The NBA said in a statement Green was suspended for “escalating an on-court altercation and forcibly grabbing Minnesota Timberwolves center Rudy Gobert around the neck in an unsportsmanlike and dangerous manner...
“The length of the suspension is based in part on Green’s history of unsportsmanlike acts.”
This was Green’s 19th ejection of his NBA career. Going five games without pay will cost Green $769,704, reports Bobby Marks of ESPN.
The altercation took place less than two minutes into the In Season Tournament game when Klay Thompson grabbed Jaden McDaniels’ jersey as part of a box out, which led to McDaniels pulling on Thompson’s jersey as they ran up the court, which progressed into a little scuffle. Gobert came in and grabbed Thompson, trying to break things up, Green rushed in and put Gobert in a WWE sleeper hold then dragged him away.
Draymond Green had Rudy Gobert in a sleeper hold pic.twitter.com/yivvAds10c
— CJ Fogler account may or may not be notable (@cjzero) November 15, 2023
Gobert, Thompson and McDaniels each were fined $25,000.
Green is out until Nov. 28 when the Warriors will face the Kings, followed by a home-and-home with the Clippers.

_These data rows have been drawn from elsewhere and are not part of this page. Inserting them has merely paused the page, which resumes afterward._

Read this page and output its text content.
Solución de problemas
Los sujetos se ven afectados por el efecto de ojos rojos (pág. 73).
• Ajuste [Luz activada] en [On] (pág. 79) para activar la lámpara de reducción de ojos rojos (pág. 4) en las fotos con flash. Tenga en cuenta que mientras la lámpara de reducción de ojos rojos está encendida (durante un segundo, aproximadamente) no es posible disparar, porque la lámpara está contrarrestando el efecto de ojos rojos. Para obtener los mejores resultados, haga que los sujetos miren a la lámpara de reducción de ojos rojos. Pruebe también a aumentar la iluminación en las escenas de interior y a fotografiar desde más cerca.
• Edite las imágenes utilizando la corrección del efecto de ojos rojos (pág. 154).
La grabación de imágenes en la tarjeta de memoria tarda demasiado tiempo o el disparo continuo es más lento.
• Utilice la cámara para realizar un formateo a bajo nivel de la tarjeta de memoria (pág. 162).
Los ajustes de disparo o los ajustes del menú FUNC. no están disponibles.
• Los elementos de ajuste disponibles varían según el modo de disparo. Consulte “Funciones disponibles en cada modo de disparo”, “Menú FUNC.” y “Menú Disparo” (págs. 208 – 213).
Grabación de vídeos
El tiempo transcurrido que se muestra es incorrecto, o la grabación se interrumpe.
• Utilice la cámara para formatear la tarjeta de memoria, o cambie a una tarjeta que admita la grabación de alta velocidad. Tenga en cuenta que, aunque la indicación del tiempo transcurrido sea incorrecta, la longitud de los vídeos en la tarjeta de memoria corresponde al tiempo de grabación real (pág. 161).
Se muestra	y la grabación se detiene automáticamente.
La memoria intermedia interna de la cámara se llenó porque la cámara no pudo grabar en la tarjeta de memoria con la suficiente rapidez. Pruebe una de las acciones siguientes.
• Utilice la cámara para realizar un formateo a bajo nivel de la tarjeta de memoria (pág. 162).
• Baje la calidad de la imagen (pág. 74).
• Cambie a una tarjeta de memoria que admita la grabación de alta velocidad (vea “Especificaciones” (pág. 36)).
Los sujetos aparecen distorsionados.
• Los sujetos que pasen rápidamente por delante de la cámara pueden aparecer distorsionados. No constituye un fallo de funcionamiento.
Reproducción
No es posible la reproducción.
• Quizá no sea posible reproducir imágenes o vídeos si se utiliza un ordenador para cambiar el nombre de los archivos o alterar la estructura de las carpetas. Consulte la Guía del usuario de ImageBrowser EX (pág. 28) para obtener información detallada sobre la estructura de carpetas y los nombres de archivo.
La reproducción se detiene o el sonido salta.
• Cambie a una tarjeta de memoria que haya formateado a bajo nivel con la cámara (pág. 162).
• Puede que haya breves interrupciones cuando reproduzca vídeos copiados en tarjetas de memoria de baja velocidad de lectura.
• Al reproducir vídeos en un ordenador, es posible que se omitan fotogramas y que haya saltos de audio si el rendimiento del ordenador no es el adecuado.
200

The Warriors also will be without Stephen Curry for at least Thursday’s game against Oklahoma City, and the team’s leading scorer could miss more time with a sore knee (he was out for Tuesday night’s loss to Minnesota as well).
The Warriors have long walked a line with Green — his passion and intensity are a large part of what made him the best defender of a generation. The Warriors don’t have their four rings without Green and what he brings to the table. However, as he has aged and his skills diminished, as the Warriors as a team have aged and the margin for error has eroded, the Warriors can no longer afford this kind of action that hurts the team. They can’t have this kind of distraction.
Golden State has been very good this year, the second- or third-best team in the West when healthy (depending on what you think of Minnesota), and they know what it takes to win. So long as Draymond’s antics don’t cut them off at the knees.